Dollar bonds issued by entities of Adani Group extended losses on Thursday, with notes of Adani Green Energy Ltd (ADNA.NS) falling to a record low. Adani Group entities made due coupon payments on outstanding U.S. dollar-denominated bonds on Thursday, Reuters reported mentioning sources.
“We see the market is losing confidence on how to gauge where the bottom can be and although there will be short-covering rebounds, we expect more fundamental downside risks given more private banks (are) likely to cut or reduce margin,” said Monica Hsiao, chief investment officer of Hong Kong-based credit fund Triada Capital.

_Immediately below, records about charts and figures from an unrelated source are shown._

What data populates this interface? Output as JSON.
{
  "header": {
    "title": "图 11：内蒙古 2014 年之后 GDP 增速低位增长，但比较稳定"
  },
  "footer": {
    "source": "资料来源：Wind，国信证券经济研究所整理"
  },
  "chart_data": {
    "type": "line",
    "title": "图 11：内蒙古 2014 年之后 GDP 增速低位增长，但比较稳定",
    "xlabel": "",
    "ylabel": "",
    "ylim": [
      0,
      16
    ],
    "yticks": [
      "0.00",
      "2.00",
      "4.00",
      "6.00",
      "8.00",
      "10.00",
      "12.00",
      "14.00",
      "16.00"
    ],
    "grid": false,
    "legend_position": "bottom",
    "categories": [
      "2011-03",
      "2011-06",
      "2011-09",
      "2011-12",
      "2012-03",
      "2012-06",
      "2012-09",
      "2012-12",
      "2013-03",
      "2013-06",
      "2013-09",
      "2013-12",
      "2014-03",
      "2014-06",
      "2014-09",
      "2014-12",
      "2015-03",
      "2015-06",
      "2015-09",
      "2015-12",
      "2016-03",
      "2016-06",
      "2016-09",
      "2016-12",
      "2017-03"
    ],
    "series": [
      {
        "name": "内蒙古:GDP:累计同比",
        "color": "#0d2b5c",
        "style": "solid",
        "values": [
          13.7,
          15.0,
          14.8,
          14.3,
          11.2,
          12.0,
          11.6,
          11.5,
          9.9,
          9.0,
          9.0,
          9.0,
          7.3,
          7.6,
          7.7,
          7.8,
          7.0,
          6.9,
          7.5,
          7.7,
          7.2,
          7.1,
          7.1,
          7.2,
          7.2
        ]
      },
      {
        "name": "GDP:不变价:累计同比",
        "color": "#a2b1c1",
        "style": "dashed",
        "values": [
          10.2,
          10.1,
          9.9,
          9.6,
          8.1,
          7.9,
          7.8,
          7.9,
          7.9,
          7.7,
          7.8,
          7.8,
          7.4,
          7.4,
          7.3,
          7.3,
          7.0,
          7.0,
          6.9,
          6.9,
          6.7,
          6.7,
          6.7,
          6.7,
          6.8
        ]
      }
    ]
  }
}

In New Delhi, opposition lawmakers put forward notices in parliament calling for discussion of the short-seller’s report.
The Congress Party requested a Joint Parliamentary Committee be set up or a Supreme Court-monitored probe, while several lawmakers shouted anti-Adani slogans inside parliament, which was adjourned for the day.Buy Bitcoin Now
Adani Vs Hindenburg
Adani made acquisitions worth $13.8 billion last year, according to Dealogic data, its highest ever and more than double the prior year.
The called-off fundraising was crucial for Adani, which had said it would use $1.33 billion to fund airports facilities, Greenfield expressways, and green hydrogen projects, and $508 million to pay off debt at some units.
Hindenburg’s report alleged wrongful use of offshore tax havens and stock manipulation by the Adani Group. It also expressed concerns about high debt and the valuations of seven listed Adani companies.
The Adani Group has disproved the allegations, saying the accusation of stock manipulation had “no basis” and originated from an ignorance of Indian law. It said it has always made the required regulatory disclosures.
Adani had been able to obtain share sale subscriptions on January 31 even though the stock’s market price was lower than the issue’s offer price. Maybank Securities and Abu Dhabi Investment Authority had bid for the anchor portion of the issue, investments which will now be repaid by Adani.
Late on Wednesday, the group’s founder said he was abandoning the sale given the share price drop, adding his board felt moving forward with it “will not be morally correct”.